Katharina Lumpp, représentante du HCR en Allemagne, à propos de la crise des réfugiés et du rôle de l’Allemagne.

29.12.2015

Madame Lumpp, en décembre 2015 vous avez pris vos fonctions de représentante du HCR en Allemagne, pendant une période délicate pour la communauté internationale et l’Allemagne quant à la question des réfugiés. Quelles sont vos tâches et vos buts primordiaux ?

Pendant cette période délicate, poursuivre et renforcer la coopération efficace entre le HCR et l’Allemagne, face aux défis de l’avenir. Les partenaires importants de cette coopération sont le gouvernement, les administrations à l’échelle fédérale et des Länder, le Bundestag, la magistrature assise, la société civile militante ainsi que les réfugiés eux-mêmes. À l’heure actuelle, l’Allemagne, l’Europe et le monde entier sont confrontés à de nouveaux défis et interrogations sur la protection internationale des réfugiés, surtout en ce qui concerne le renforcement de la solidarité internationale et de la répartition des responsabilités. À mon avis, des jalons importants seront posés en Allemagne. Il s’impose donc de prendre une part active à la discussion et d’être écouté.
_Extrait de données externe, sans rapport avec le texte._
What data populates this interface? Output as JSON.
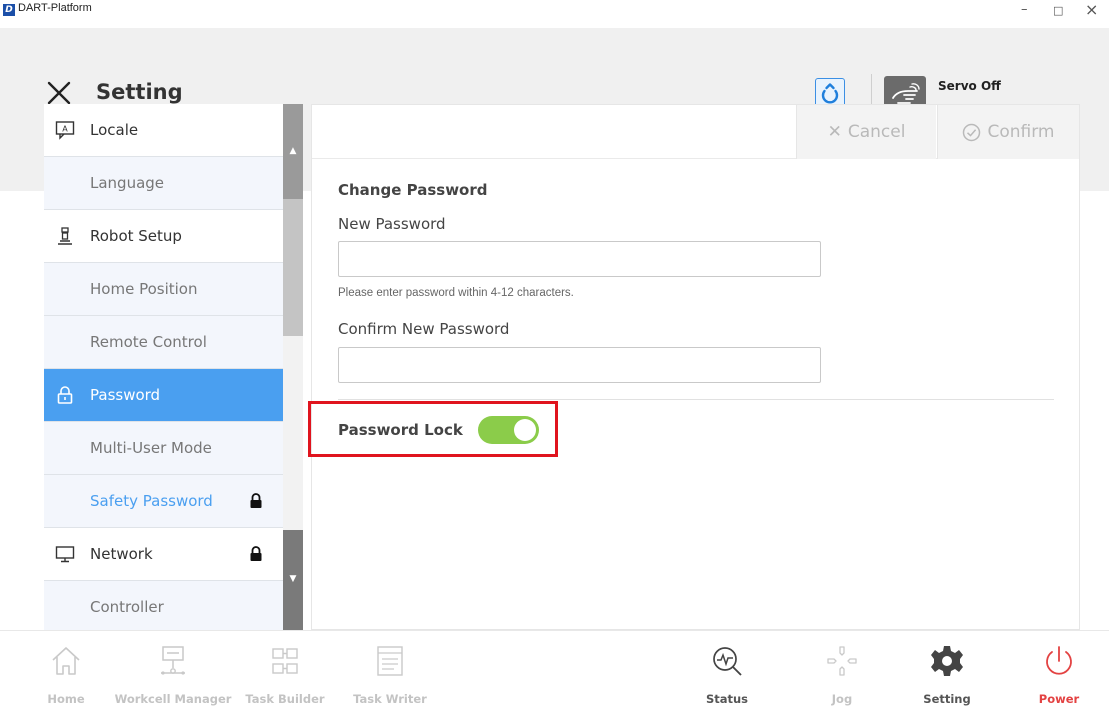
{
  "window": {
    "title": "DART-Platform",
    "logo_letter": "D",
    "minimize": "–",
    "maximize": "□",
    "close": "×"
  },
  "header": {
    "title": "Setting",
    "servo_label": "Servo Off",
    "accent_color": "#4a9ff0"
  },
  "sidebar": {
    "items": [
      {
        "label": "Locale",
        "type": "main",
        "icon": "locale-icon"
      },
      {
        "label": "Language",
        "type": "sub"
      },
      {
        "label": "Robot Setup",
        "type": "main",
        "icon": "robot-icon"
      },
      {
        "label": "Home Position",
        "type": "sub"
      },
      {
        "label": "Remote Control",
        "type": "sub"
      },
      {
        "label": "Password",
        "type": "main",
        "icon": "lock-icon",
        "active": true
      },
      {
        "label": "Multi-User Mode",
        "type": "sub"
      },
      {
        "label": "Safety Password",
        "type": "sub",
        "locked": true
      },
      {
        "label": "Network",
        "type": "main",
        "icon": "monitor-icon",
        "locked": true
      },
      {
        "label": "Controller",
        "type": "sub"
      }
    ]
  },
  "content": {
    "cancel_label": "Cancel",
    "confirm_label": "Confirm",
    "section_title": "Change Password",
    "new_password_label": "New Password",
    "new_password_value": "",
    "hint": "Please enter password within 4-12 characters.",
    "confirm_password_label": "Confirm New Password",
    "confirm_password_value": "",
    "password_lock_label": "Password Lock",
    "password_lock_on": true,
    "toggle_color": "#8bcc4a"
  },
  "bottom_nav": {
    "items": [
      {
        "label": "Home",
        "state": "disabled"
      },
      {
        "label": "Workcell Manager",
        "state": "disabled"
      },
      {
        "label": "Task Builder",
        "state": "disabled"
      },
      {
        "label": "Task Writer",
        "state": "disabled"
      },
      {
        "label": "Status",
        "state": "enabled"
      },
      {
        "label": "Jog",
        "state": "disabled"
      },
      {
        "label": "Setting",
        "state": "enabled"
      },
      {
        "label": "Power",
        "state": "power"
      }
    ],
    "power_color": "#e34242"
  }
}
Auparavant, vous travailliez pour l’Agence des Nations Unies pour les réfugiés au Proche-Orient. Quelles sont, parmi vos expériences passées, celles qui pourraient vous être très utiles dans votre nouvelle mission ?

Peut-être le fait de savoir comment, dans des circonstances difficiles, face au nombre phénoménal de personnes nécessitant une protection et aux énormes ­attentes, organiser de façon très pragmatique la protection des réfugiés en intégrant les administrations locales et surtout les demandeurs d’asile eux-mêmes. Ou encore comment, vu les chiffres astronomiques actuels, organiser les processus d’enregistrement, de reconnaissance des réfugiés et de leur réimplantation dans des pays tiers et, particulièrement dans le cas de la crise syrienne, comment augmenter l’efficacité de ces processus. Ce que j’espère surtout, c’est pouvoir, grâce à l’expérience que j’ai acquise dans les pays d’origine et de premier accueil des réfugiés, contribuer à la discussion menée en Allemagne par une perspective internationale.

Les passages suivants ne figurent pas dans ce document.